Der Mann, welchen sie meinte, kam vom Hügel herab. Obwohl ich ihn gern aus der Nähe gesehen hätte, folgte ich doch ihrer dringenden Bitte, sprang in den Sattel und ritt mit einem Adios davon. Als ich jedoch die Grenze des Waldes erreicht hatte, siegte die Neugierde. Unter dem Vorwand, meine Steigbügel zusammenzuschnallen, drehte ich mich im Sattel und blickte zurück. Jiurra schien ungefähr dreißig Jahre alt zu sein und trug einen Schnurr-und Backenbart. Er stand seiner Cousine gegenüber, hielt ein Papier in der Hand und sprach, während er auf dieses zeigte.
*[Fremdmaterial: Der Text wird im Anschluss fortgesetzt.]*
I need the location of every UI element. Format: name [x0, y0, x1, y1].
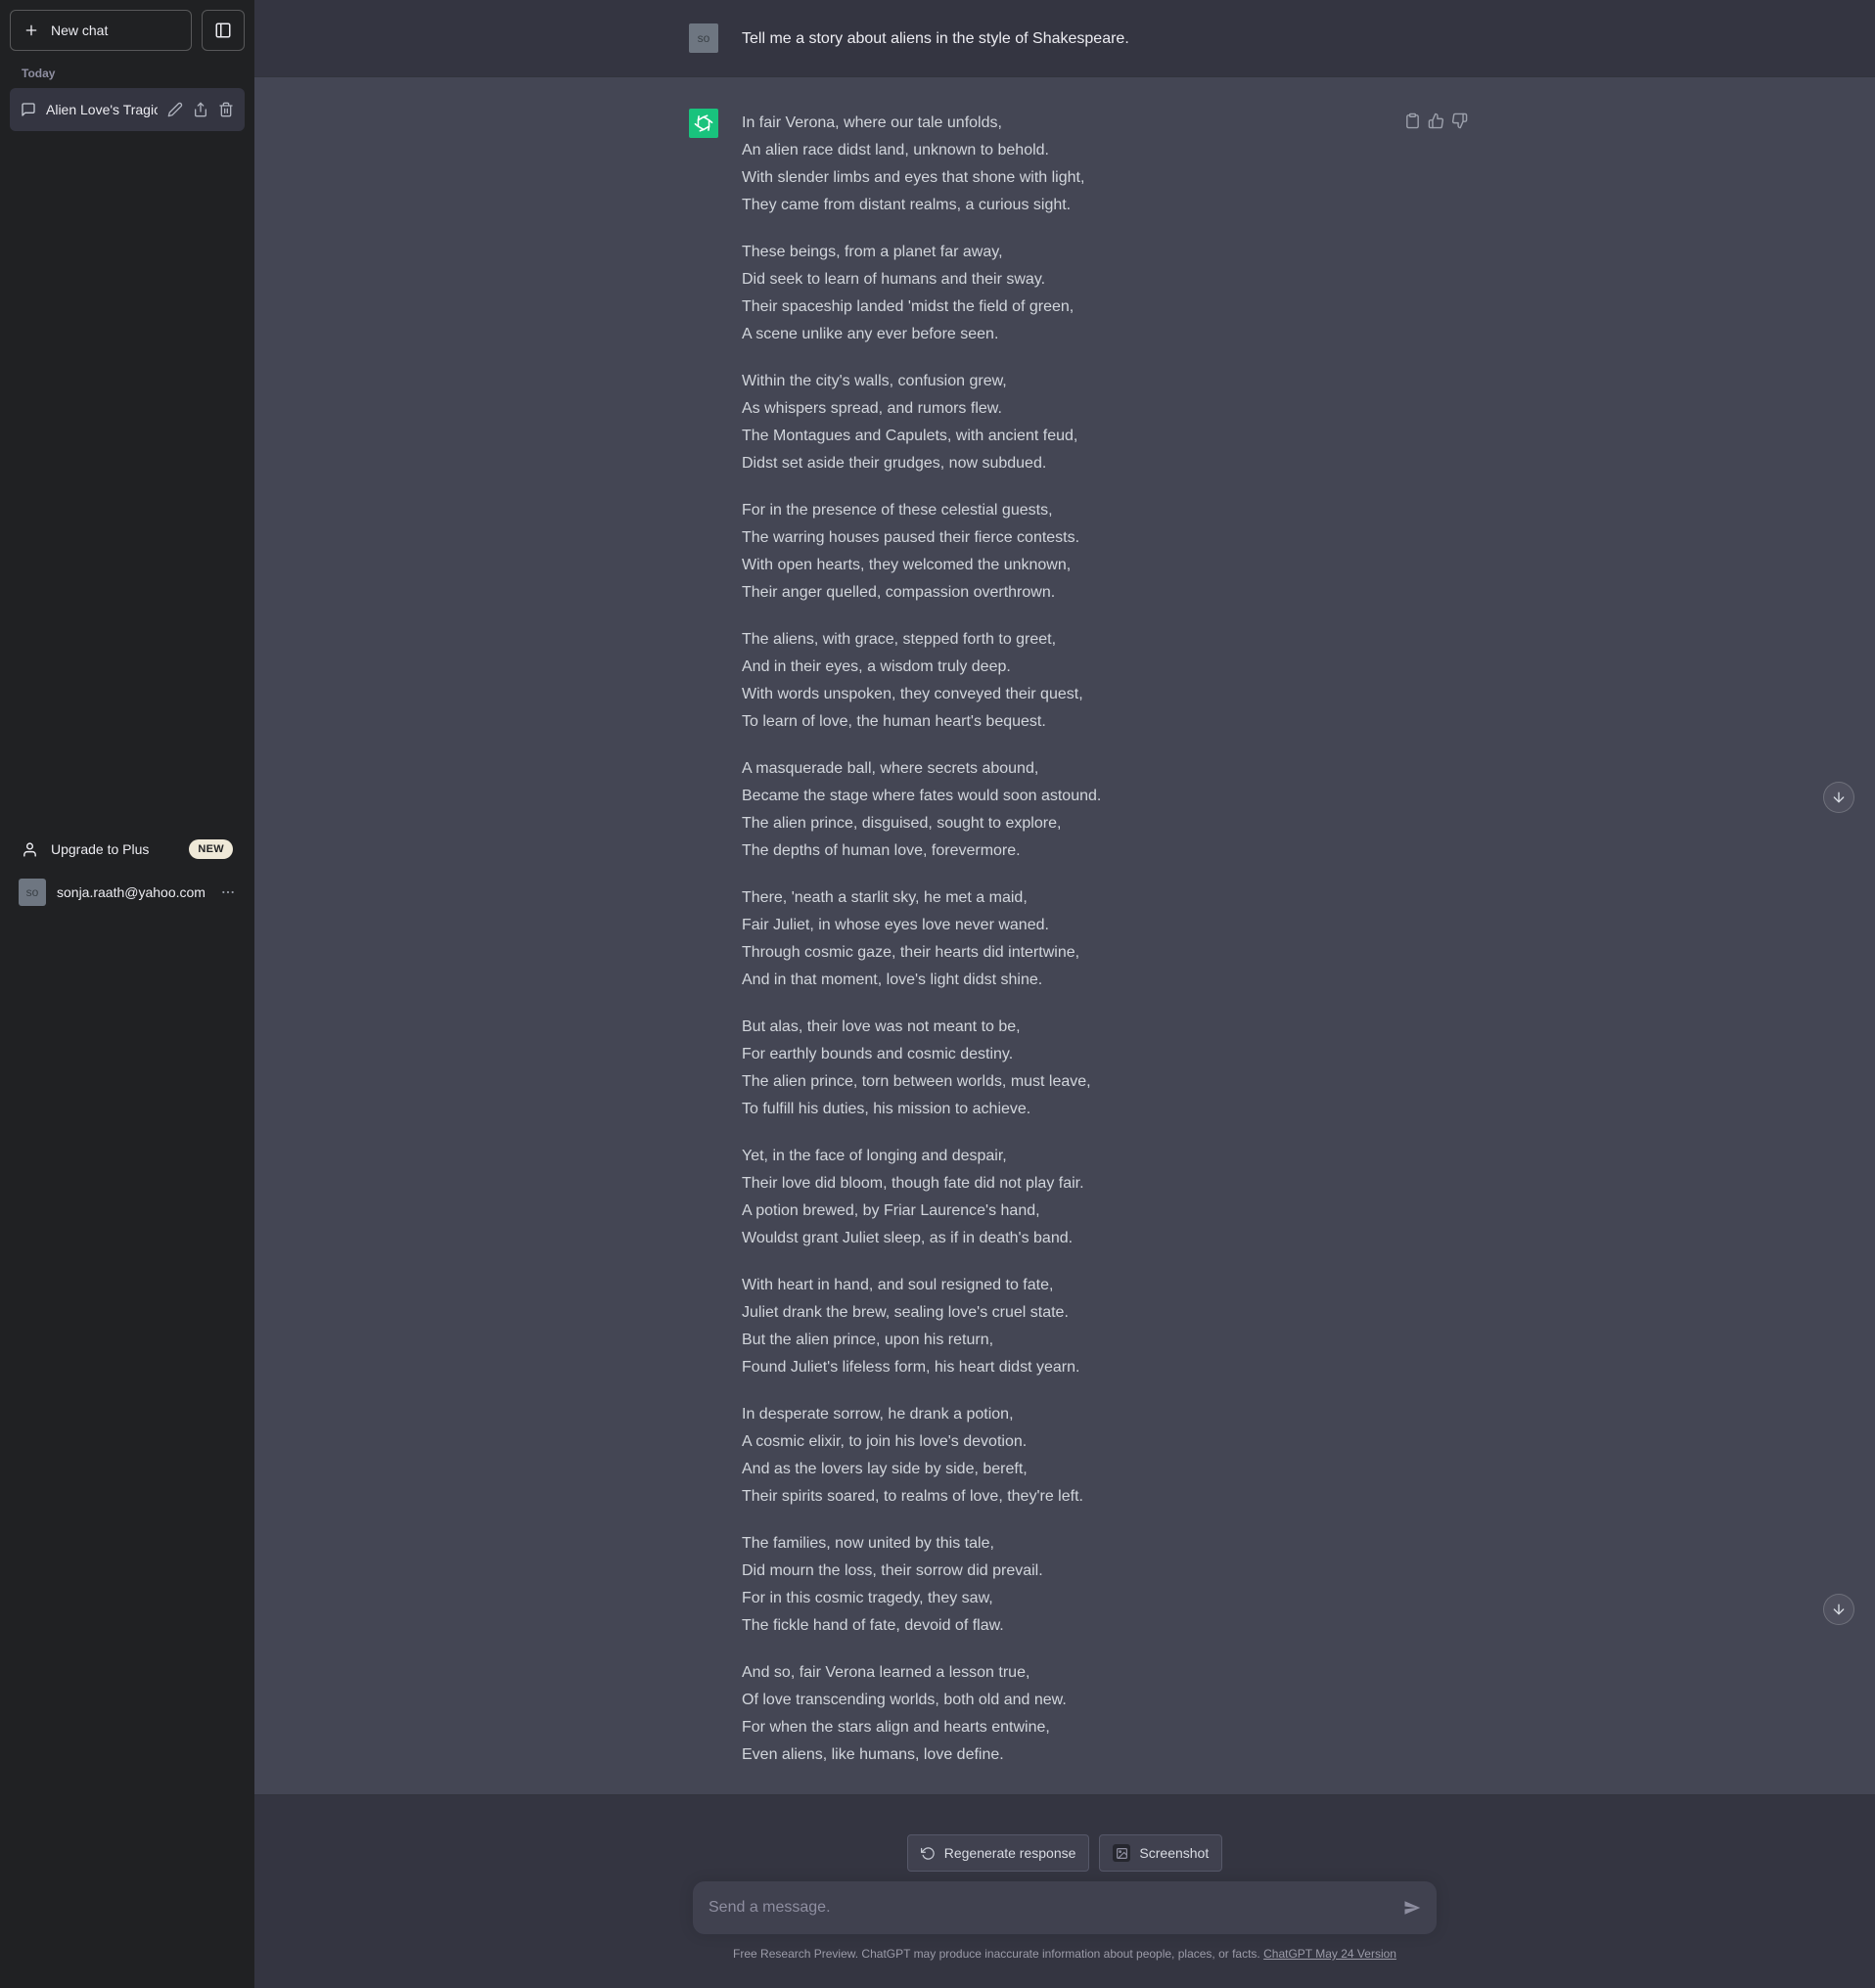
poem-stanza: There, 'neath a starlit sky, he met a ma…	[742, 884, 1101, 994]
poem-stanza: In fair Verona, where our tale unfolds, …	[742, 110, 1101, 219]
regenerate-response-button[interactable]: Regenerate response	[907, 1834, 1090, 1872]
chatgpt-logo-icon	[689, 109, 718, 138]
account-email: sonja.raath@yahoo.com	[57, 884, 209, 900]
chat-bubble-icon	[21, 102, 36, 117]
poem-stanza: The aliens, with grace, stepped forth to…	[742, 626, 1101, 736]
footer-text: Free Research Preview. ChatGPT may produ…	[733, 1947, 1263, 1961]
poem-stanza: Within the city's walls, confusion grew,…	[742, 368, 1101, 477]
screenshot-button[interactable]: Screenshot	[1099, 1834, 1222, 1872]
scroll-to-bottom-button[interactable]	[1823, 782, 1854, 813]
thumbs-up-icon[interactable]	[1428, 113, 1444, 129]
copy-icon[interactable]	[1404, 113, 1421, 129]
new-badge: NEW	[189, 839, 233, 859]
edit-icon[interactable]	[167, 102, 183, 117]
chat-item-title: Alien Love's Tragic T	[46, 102, 158, 117]
sidebar: New chat Today Alien Love's Tragic T	[0, 0, 254, 1988]
composer-buttons: Regenerate response Screenshot	[907, 1834, 1222, 1872]
composer-bar: Regenerate response Screenshot Free Rese…	[254, 1795, 1875, 1988]
user-avatar: so	[19, 879, 46, 906]
assistant-message-row: In fair Verona, where our tale unfolds, …	[254, 76, 1875, 1795]
user-message-row: so Tell me a story about aliens in the s…	[254, 0, 1875, 76]
poem-stanza: With heart in hand, and soul resigned to…	[742, 1272, 1101, 1381]
share-icon[interactable]	[193, 102, 208, 117]
upgrade-label: Upgrade to Plus	[51, 841, 149, 857]
chatgpt-app: New chat Today Alien Love's Tragic T	[0, 0, 1875, 1988]
collapse-sidebar-button[interactable]	[202, 10, 245, 51]
account-menu-button[interactable]: so sonja.raath@yahoo.com	[10, 871, 245, 914]
thumbs-down-icon[interactable]	[1451, 113, 1468, 129]
new-chat-button[interactable]: New chat	[10, 10, 192, 51]
sidebar-panel-icon	[214, 22, 232, 39]
poem-stanza: But alas, their love was not meant to be…	[742, 1014, 1101, 1123]
sidebar-bottom: Upgrade to Plus NEW so sonja.raath@yahoo…	[10, 828, 245, 914]
ellipsis-icon	[220, 884, 236, 900]
screenshot-label: Screenshot	[1139, 1845, 1209, 1861]
regenerate-label: Regenerate response	[944, 1845, 1076, 1861]
regenerate-icon	[921, 1846, 936, 1861]
history-section-label: Today	[22, 67, 55, 80]
new-chat-label: New chat	[51, 23, 108, 38]
message-input-box	[693, 1881, 1437, 1934]
send-icon[interactable]	[1403, 1899, 1421, 1917]
plus-icon	[23, 23, 39, 38]
person-icon	[22, 841, 38, 858]
poem-stanza: The families, now united by this tale, D…	[742, 1530, 1101, 1640]
poem-stanza: Yet, in the face of longing and despair,…	[742, 1143, 1101, 1252]
scroll-to-bottom-button[interactable]	[1823, 1594, 1854, 1625]
assistant-message-text: In fair Verona, where our tale unfolds, …	[742, 109, 1101, 1769]
poem-stanza: For in the presence of these celestial g…	[742, 497, 1101, 607]
sidebar-chat-item[interactable]: Alien Love's Tragic T	[10, 88, 245, 131]
footer-disclaimer: Free Research Preview. ChatGPT may produ…	[733, 1947, 1396, 1961]
footer-version-link[interactable]: ChatGPT May 24 Version	[1263, 1947, 1396, 1961]
poem-stanza: And so, fair Verona learned a lesson tru…	[742, 1659, 1101, 1769]
message-input[interactable]	[709, 1899, 1403, 1917]
delete-icon[interactable]	[218, 102, 234, 117]
message-actions	[1404, 113, 1468, 129]
user-message-avatar: so	[689, 23, 718, 53]
poem-stanza: In desperate sorrow, he drank a potion, …	[742, 1401, 1101, 1511]
sidebar-top: New chat	[10, 10, 245, 51]
upgrade-to-plus-button[interactable]: Upgrade to Plus NEW	[10, 828, 245, 871]
poem-stanza: A masquerade ball, where secrets abound,…	[742, 755, 1101, 865]
screenshot-icon	[1113, 1844, 1130, 1862]
user-message-text: Tell me a story about aliens in the styl…	[742, 23, 1129, 53]
chat-area: so Tell me a story about aliens in the s…	[254, 0, 1875, 1988]
poem-stanza: These beings, from a planet far away, Di…	[742, 239, 1101, 348]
Obwohl er eigentlich schön war, hatte sein Gesicht doch einen wilden, zornigen Ausdruck.

Die Dame verließ plötzlich den Ort und ging schnell auf die Hazienda zu. Ich wandte mein Ross, drang in die Tiefe des schattigen Waldes ein und erreichte bald die Straße, welche zum Flecken führte. In Gedanken versunken, überließ ich mein Pferd seinem eigenen Lauf, bis mich plötzlich das Anrufen meiner Wachen daran erinnerte, dass ich den Eingang des Dorfes erreicht hatte.